Clone this repository and use it. Setting up WSL2 is essential for Windows. Additionally, setting up virtual environments such as Docker or Anaconda on WSL2 is also required. On Mac, setting up Python virtual environments such as Anaconda is necessary. Although preparation is required, this method works the fastest in many environments. Even without a GPU, it may work well enough with a reasonably new CPU (refer to the section on real-time performance below).

Explanation video on installing WSL2 and Docker

Explanation video on installing WSL2 and Anaconda

Real-time performance

Conversion is almost instantaneous when using GPU.

https://twitter.com/DannadoriYellow/status/1613483372579545088?s=20&t=7CLD79h1F3dfKiTb7M8RUQ

Even with CPU, recent ones can perform conversions at a reasonable speed.

https://twitter.com/DannadoriYellow/status/1613553862773997569?s=20&t=7CLD79h1F3dfKiTb7M8RUQ

With an old CPU (i7-4770), it takes about 1000 msec for conversion.

Acknowledgments

Tachizunda-mon materials: https://seiga.nicovideo.jp/seiga/im10792934
Irasutoya: https://www.irasutoya.com/
Tsukuyomi-chan

This software uses the voice data of the free material character "Tsukuyomi-chan," which is provided for free by CV. Yumesaki Rei.

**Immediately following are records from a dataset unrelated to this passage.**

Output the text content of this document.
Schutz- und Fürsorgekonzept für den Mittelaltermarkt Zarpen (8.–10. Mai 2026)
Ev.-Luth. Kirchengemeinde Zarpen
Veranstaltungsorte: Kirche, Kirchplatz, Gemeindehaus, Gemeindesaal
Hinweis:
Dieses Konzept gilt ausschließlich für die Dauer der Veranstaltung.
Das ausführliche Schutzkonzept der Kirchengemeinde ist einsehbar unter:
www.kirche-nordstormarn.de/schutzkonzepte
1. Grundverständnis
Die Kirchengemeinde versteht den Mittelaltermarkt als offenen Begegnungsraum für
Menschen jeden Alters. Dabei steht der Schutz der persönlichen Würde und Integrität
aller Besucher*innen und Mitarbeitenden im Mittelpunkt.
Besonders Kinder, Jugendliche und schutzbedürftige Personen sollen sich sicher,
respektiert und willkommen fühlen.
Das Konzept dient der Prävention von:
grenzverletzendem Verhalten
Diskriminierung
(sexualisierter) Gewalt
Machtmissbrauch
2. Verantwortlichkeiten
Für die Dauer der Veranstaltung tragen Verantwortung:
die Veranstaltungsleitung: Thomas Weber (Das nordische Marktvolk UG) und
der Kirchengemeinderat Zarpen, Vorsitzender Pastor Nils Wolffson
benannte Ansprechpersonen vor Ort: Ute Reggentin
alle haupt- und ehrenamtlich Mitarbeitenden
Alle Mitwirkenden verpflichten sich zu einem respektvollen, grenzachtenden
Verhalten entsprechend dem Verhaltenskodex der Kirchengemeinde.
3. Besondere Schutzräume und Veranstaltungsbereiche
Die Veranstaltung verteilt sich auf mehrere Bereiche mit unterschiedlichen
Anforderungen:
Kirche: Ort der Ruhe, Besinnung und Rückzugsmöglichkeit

Tsukuyomi-chan Corpus (CV. Yumesaki Rei)

https://tyc.rei-yumesaki.net/material/corpus/

Copyright. Rei Yumesaki

Terms of Use

Regarding the Real-time Voice Changer Tsukuyomi-chan, we prohibit the following uses in accordance with the terms of use of the Tsukuyomi-chan Corpus.

Criticizing or attacking individuals (the definition of "criticizing or attacking" is based on the Tsukuyomi-chan character license).
Advocating for or opposing specific political positions, religions, or ideologies.
Publicly displaying strongly stimulating expressions without proper zoning.
Publicly disclosing secondary use (use as materials) for others. (Distributing or selling as a work for viewing is not a problem.)

Disclaimer

We are not liable for any direct, indirect, consequential, incidental, or special damages arising out of or in any way connected with the use or inability to use this software.